All of the data are compiled into a GeoDa project file where each variable is encoded into the shapefile, assigning each data point to its corresponding spatial data point. As the shapefile and the data are all divided into space and data for each community area respectively, combining them provides a way to view the spatial distribution for each variable. There are a total of 77 community areas in the city of Chicago, all of which are assigned a number, and these numbers are the same across the various data sets and spatial data files provided by the City of Chicago and the Chicago Police Department.

The combination is done by linking the community area numbers that are present both in the shapefile as well as the data files. For example, one area of interest in the analysis of housing projects is the community area of Grand Boulevard, which is encoded with the number 38 both in the shapefile and all the corresponding data

files on population and crime statistics.

The resulting project file contains data divided into spatial units as well as temporal units, which grants the possibility of observing spatial distributions of variables in space as well as over time. The GeoDa software allows for analysis that considers differential spatial autocorrelation in data on a temporal level, meaning the possibility of discovering spatial clustering of change in the data between two points in time.

There are some important variables taken into consideration in the analysis of Chicago’s homicide rates, one of which is poverty. E. Britt Patterson explains that his findings in an analysis of data in 57 communities “lends support to the thesis that severe conditions of material disadvantage (absolute poverty) raise levels of community violence by eroding a community’s capacity for social control and self-regulation” (1991, 769). This finding is in agreement with the literature discussed earlier in this thesis where the lack of collective efficacy was seen as one contributing factor to the problems in housing projects. Furthermore, Patterson notes that “the data show that violence is more prevalent in social areas characterized by greater levels of absolute poverty and that this association is independent of several other attributes of the areas” (1991, 769-770).

Another variable that is considered in the spatio-temporal analysis is the percentage of housing in an area that is owner occupied. This is used as a proxy indicator of the presence of public housing projects, as Chicago’s housing projects were concentrated in particular community areas, where one would expect to see low percentages of housing owned by the people occupying them. If this expectation is true, it should be possible to notice some indication of changes in housing types in the community areas. If thousands of units of public housing residences are removed from an area, there should be a relative increase in the percentage of owner occupied

housing.

From demographic and socioeconomic factors, the analysis considers some indicators of educational attainment as well as the ethnic breakdown of the

community area populations. For the educational attainment, the data includes percentages of people without high school diplomas, people with only a high school diploma, as well as people with some college education, and finally people with a bachelor’s degree or higher. The ethnic breakdown divides people into percentages of people of Asian, black, Hispanic, white, or other ethnicities.

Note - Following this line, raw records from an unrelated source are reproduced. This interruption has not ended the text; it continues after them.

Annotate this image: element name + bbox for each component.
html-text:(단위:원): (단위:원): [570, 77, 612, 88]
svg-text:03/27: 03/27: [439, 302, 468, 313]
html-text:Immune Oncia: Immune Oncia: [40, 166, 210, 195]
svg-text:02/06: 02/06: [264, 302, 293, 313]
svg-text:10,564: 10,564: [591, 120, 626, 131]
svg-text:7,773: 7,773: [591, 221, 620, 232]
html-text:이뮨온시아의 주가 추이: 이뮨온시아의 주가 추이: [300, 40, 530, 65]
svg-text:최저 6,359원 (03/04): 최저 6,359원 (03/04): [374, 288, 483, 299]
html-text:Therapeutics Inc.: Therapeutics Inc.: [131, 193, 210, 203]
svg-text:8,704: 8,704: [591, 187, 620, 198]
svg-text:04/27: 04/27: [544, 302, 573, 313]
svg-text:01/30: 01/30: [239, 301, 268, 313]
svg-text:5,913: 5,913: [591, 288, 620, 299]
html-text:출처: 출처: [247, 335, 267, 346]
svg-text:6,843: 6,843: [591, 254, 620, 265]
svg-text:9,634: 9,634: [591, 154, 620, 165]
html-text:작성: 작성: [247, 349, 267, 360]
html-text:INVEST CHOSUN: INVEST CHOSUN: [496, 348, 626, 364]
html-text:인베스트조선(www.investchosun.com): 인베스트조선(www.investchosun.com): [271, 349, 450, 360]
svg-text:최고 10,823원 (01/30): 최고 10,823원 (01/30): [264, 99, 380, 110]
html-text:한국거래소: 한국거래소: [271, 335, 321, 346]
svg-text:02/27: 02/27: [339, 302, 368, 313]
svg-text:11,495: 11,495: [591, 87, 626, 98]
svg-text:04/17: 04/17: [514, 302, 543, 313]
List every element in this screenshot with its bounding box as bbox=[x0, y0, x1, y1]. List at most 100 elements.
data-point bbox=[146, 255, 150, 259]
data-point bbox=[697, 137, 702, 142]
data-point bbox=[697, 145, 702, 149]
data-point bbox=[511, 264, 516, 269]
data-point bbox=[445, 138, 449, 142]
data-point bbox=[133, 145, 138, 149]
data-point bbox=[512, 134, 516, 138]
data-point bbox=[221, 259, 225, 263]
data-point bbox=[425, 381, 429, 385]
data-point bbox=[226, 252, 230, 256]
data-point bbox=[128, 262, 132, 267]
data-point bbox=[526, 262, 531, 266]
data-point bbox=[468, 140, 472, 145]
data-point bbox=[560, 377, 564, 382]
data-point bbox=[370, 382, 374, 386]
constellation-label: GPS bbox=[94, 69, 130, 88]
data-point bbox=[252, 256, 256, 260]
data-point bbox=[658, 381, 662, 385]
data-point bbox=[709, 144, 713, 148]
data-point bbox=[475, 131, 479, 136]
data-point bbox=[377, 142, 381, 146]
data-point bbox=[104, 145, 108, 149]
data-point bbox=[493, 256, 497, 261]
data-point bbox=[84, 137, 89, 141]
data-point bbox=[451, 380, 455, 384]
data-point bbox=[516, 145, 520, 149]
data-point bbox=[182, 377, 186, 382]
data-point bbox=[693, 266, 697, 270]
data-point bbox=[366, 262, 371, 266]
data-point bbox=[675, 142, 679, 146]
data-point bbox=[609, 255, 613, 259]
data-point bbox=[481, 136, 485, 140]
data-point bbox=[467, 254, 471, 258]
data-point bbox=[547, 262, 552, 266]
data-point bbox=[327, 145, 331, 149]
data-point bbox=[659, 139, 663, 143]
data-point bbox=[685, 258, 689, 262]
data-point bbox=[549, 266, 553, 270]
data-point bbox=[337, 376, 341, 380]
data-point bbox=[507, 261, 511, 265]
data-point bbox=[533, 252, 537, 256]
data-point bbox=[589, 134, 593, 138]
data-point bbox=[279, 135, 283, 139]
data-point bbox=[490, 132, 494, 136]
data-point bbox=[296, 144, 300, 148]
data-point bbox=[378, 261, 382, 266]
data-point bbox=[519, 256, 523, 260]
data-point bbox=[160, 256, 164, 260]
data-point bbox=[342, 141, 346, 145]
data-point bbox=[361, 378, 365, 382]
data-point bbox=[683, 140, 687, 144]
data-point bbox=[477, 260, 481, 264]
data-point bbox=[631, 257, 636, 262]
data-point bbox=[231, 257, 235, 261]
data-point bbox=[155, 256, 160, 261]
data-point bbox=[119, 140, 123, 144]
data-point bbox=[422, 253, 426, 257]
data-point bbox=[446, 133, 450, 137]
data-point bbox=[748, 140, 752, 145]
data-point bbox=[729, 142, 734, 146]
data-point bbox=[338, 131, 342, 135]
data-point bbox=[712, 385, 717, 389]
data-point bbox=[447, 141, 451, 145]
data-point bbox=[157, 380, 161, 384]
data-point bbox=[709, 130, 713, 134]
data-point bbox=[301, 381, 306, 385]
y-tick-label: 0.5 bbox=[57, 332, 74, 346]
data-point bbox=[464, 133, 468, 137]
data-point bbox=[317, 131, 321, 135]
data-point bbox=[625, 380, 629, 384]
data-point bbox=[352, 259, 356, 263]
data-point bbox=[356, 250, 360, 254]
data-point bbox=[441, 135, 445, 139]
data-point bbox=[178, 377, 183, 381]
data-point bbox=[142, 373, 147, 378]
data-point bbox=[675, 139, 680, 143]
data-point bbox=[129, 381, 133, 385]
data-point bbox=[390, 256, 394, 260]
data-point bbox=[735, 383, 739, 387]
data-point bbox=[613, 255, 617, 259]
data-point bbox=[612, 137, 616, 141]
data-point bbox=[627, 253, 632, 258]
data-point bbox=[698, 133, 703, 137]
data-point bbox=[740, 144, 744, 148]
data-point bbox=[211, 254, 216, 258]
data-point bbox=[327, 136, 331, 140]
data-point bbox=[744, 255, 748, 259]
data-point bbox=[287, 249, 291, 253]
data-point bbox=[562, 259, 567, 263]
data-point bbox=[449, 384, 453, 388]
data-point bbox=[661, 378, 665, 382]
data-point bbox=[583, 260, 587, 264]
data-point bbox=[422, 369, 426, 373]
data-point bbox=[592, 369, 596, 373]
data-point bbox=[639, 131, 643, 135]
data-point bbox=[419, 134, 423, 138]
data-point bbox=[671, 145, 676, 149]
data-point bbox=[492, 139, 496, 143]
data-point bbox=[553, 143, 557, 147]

In addition to the statistical data, the Encyclopedia of Chicago and various newspaper sources have been used to ascertain the locations of the city’s largest housing projects as well as the years during which they were ultimately demolished.

Two such community areas present in the data are Douglas and Grand Boulevard, which were concentrations of some of the largest housing projects in the city,

including the Robert Taylor Homes. Unfortunately, due to the limitations of the data, the effects of the demolition of the Cabrini-Green Homes in Near North Side cannot be captured, as the data begins in the year 2000, and the demolition of Cabrini-Green had begun already in 1995.